Let’s be honest, I know damn well I am not the commendable honorable type and I walk in to the room where she is sleeping. I take her feet gently and pull her boots off and then her jeans and she wake a little to ask what I think I am doing.
“I’m just putting you in bed baby.” I say, and she sits a little as I take her jacket off. I see her in a tight black t-shirt and her hot pink panties and it only reaffirms that I am not honorable. No way am I not
sleeping next to this beauty tonight.
I skim down to my boxers and debate getting in in just them but find a little piece of decency in the end and grab my flannel pajama pants and slip them on. I slide between the sheets, finding her warm small body and flip the light off. I curl my front into her back and rest her head on my bicep, not a spot on our bodies that isn’t lined up. I have never cuddled, never been the type, but lying here with her now I feel the piece that I have with Axe when he lets me love him.

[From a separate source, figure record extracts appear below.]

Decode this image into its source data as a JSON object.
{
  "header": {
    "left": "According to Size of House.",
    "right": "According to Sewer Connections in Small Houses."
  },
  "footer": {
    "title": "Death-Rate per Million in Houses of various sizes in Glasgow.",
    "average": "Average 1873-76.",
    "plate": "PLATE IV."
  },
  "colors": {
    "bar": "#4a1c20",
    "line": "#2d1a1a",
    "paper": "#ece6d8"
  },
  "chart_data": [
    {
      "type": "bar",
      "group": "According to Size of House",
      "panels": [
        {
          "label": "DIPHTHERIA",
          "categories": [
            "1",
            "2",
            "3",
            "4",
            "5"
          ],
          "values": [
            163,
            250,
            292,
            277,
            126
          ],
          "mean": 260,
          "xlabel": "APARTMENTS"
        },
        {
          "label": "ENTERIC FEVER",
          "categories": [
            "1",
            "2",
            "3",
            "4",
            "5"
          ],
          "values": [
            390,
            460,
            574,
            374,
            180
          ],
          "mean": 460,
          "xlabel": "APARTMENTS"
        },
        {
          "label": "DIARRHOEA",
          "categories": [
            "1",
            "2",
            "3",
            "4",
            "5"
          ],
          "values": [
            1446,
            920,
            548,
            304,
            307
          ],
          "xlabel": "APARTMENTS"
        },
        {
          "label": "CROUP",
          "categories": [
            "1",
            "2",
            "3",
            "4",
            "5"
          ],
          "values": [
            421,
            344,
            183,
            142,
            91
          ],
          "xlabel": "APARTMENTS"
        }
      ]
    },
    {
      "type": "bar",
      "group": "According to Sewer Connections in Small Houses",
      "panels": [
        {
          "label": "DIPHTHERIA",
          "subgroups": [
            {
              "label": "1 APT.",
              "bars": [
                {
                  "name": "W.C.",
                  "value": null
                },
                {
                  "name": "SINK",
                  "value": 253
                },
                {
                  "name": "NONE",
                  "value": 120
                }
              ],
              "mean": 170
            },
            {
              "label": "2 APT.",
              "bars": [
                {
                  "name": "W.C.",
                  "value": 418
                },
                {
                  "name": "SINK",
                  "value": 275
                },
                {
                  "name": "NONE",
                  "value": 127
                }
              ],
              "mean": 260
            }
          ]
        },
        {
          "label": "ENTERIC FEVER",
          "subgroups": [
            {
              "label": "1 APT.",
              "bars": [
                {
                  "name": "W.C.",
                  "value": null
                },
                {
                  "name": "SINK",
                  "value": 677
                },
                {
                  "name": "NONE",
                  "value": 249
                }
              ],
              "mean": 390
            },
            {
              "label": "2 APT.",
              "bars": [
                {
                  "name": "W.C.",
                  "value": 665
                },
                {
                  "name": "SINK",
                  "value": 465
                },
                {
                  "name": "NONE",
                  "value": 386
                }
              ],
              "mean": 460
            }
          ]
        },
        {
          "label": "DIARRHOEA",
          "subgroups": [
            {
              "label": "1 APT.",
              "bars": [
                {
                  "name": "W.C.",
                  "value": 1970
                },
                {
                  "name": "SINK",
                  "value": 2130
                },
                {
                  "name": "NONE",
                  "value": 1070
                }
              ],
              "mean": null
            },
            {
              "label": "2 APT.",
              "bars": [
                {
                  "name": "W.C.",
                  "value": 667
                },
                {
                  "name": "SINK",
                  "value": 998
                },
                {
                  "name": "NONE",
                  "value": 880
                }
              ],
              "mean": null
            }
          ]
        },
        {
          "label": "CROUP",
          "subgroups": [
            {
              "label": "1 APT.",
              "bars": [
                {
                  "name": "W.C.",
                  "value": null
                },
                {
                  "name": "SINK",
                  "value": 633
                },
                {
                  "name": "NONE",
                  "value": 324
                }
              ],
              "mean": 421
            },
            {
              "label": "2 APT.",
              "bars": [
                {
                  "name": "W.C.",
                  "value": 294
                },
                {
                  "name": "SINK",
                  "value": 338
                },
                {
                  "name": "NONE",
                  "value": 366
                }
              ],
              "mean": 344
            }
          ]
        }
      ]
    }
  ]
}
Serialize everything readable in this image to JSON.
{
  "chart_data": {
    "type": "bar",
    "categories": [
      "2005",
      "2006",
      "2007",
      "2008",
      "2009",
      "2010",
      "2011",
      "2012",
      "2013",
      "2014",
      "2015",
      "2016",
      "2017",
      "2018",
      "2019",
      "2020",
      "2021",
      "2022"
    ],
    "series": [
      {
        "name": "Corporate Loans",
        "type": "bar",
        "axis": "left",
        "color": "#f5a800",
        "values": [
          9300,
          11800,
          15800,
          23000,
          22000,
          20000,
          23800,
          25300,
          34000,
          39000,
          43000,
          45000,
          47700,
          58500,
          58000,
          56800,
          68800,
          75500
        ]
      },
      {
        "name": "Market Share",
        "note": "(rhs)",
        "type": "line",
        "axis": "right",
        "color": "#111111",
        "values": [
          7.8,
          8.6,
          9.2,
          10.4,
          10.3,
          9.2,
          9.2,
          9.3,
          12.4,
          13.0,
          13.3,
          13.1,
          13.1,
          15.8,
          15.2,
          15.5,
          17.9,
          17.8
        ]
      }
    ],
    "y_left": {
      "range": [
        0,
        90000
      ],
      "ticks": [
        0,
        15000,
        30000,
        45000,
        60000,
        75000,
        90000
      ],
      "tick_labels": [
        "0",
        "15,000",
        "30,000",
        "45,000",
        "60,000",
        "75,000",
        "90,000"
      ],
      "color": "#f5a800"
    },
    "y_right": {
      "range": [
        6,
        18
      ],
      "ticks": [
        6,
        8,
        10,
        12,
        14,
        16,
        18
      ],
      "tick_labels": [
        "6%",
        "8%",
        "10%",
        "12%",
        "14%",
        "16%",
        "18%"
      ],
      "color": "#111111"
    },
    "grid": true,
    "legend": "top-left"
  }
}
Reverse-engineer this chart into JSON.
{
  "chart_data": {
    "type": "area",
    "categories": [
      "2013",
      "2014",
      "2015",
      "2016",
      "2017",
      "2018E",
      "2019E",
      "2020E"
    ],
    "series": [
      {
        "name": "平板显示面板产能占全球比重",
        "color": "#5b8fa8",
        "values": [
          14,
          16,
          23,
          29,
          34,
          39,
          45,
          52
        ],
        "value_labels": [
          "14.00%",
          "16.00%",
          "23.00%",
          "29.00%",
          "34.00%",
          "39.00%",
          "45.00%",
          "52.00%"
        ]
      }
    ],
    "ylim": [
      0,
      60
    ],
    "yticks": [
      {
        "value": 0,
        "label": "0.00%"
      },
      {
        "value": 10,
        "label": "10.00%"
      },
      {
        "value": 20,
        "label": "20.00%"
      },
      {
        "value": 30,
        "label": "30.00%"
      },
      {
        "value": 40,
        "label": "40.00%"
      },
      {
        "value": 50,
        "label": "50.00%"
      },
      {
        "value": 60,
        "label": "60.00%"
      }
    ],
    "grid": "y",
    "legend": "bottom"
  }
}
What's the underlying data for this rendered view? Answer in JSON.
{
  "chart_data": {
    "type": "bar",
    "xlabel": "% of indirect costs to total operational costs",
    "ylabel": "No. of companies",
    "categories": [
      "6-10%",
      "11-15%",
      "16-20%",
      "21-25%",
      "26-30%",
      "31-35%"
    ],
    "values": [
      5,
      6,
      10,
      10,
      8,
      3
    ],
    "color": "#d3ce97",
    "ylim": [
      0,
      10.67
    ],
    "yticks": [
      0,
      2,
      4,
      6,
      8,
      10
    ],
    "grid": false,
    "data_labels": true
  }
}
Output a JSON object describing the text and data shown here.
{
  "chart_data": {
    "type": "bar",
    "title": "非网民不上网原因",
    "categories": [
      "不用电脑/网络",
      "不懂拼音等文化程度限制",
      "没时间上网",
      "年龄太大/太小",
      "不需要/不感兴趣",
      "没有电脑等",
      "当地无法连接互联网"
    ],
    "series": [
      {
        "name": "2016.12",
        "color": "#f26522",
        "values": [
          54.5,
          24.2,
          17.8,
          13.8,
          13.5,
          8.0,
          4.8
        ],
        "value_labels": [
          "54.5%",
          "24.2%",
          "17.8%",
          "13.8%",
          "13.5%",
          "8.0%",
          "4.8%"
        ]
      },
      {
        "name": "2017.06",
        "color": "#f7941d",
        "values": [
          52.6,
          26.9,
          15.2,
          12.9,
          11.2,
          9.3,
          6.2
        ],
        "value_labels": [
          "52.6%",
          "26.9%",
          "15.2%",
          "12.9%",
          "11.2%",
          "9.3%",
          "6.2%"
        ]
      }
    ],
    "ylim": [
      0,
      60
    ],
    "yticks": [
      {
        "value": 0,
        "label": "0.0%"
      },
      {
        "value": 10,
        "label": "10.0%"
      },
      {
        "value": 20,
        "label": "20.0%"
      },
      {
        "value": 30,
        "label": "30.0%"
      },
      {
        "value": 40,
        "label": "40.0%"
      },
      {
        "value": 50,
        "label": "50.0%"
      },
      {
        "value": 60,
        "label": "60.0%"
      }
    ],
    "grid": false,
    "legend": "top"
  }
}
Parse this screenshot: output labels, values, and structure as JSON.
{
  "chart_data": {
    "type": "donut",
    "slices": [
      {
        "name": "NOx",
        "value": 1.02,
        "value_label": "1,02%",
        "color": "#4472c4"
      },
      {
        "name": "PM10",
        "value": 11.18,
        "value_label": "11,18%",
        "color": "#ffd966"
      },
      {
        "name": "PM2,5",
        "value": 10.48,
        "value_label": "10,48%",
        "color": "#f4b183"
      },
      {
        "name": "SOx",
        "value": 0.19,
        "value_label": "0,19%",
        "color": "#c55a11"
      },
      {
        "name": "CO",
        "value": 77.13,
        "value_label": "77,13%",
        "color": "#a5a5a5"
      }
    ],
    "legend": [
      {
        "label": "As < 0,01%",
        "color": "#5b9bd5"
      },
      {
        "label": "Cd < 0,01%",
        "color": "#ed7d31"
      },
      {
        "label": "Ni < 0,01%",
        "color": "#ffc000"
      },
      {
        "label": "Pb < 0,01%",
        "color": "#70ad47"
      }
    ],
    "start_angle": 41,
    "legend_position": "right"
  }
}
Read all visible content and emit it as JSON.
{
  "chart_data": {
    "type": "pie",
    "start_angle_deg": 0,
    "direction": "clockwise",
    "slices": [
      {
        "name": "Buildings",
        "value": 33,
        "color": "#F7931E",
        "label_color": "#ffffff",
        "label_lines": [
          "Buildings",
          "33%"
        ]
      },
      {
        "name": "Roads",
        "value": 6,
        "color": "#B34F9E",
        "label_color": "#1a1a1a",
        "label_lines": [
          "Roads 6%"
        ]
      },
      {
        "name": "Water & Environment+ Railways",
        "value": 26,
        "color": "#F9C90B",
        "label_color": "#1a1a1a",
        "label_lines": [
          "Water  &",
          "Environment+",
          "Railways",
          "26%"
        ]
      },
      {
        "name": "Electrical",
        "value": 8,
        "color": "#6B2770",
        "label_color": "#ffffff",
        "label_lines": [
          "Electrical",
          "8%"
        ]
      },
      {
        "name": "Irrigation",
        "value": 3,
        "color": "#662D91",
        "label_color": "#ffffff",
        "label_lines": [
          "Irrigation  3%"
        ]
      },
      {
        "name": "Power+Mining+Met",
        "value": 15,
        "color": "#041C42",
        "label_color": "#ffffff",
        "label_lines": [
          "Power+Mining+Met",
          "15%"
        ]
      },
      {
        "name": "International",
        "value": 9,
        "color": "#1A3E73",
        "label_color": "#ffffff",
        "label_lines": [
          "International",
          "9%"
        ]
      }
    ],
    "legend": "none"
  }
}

“I needed this.” She says her voice scratchy from sleep.
I pull her closer and kiss her on the cheek. “Go to sleep baby.”
“I am not sleeping with you Cal.” She says and there is a hint of unsure in her voice.
I chuckle softly. “We’ll see what happens baby, I am not about to push my luck.” She doesn’t say anything to that and I can feel her body go soft and her breathing is even again. I lay there holding her unable to sleep for the bitch of a cramp in my arm where her head is laying, and the fact I am burning alive from the body heat.
I distract myself with thoughts of the night of the wedding. If I had done things differently that night, if I had faced what I was feeling and knew, the trip to the cabin would be us with Axe and I would be inside of her tight little body right now.
“I should have told you.” I say into the night. “I should have told you that you mean everything to me. I should have let you see my tears because they were yours.” It overwhelms me the way the wall holding my emotions in breaks and I wish she was awake to hear my heart because I can’t stop. “I have loved you for so long Tayla, I can’t even pinpoint a time I didn’t love you because I always have. I made so many promises to myself when we were a garage band and I knew how good we were. I made the band my world and I hurt a lot of people to get here. I hate what Jenny did to my son, I hate what she did to me keeping him from me, but I treated her like a whore and never once respected her, I never respected you either. I had this plan, and nothing would take me from it. Then overnight everything changed. Cass and Shame broke up, Chad and Carrie were gonna have a kid and getting married, Noah was finally happy, and I met you, it was too much change. Then once again everything changed with Cassa being abused and hiding so many secrets. Like falling for you, only ever thinking of you. The night of the wedding I had planned to walk away, I was saying goodbye to you and I was so fucking scared baby.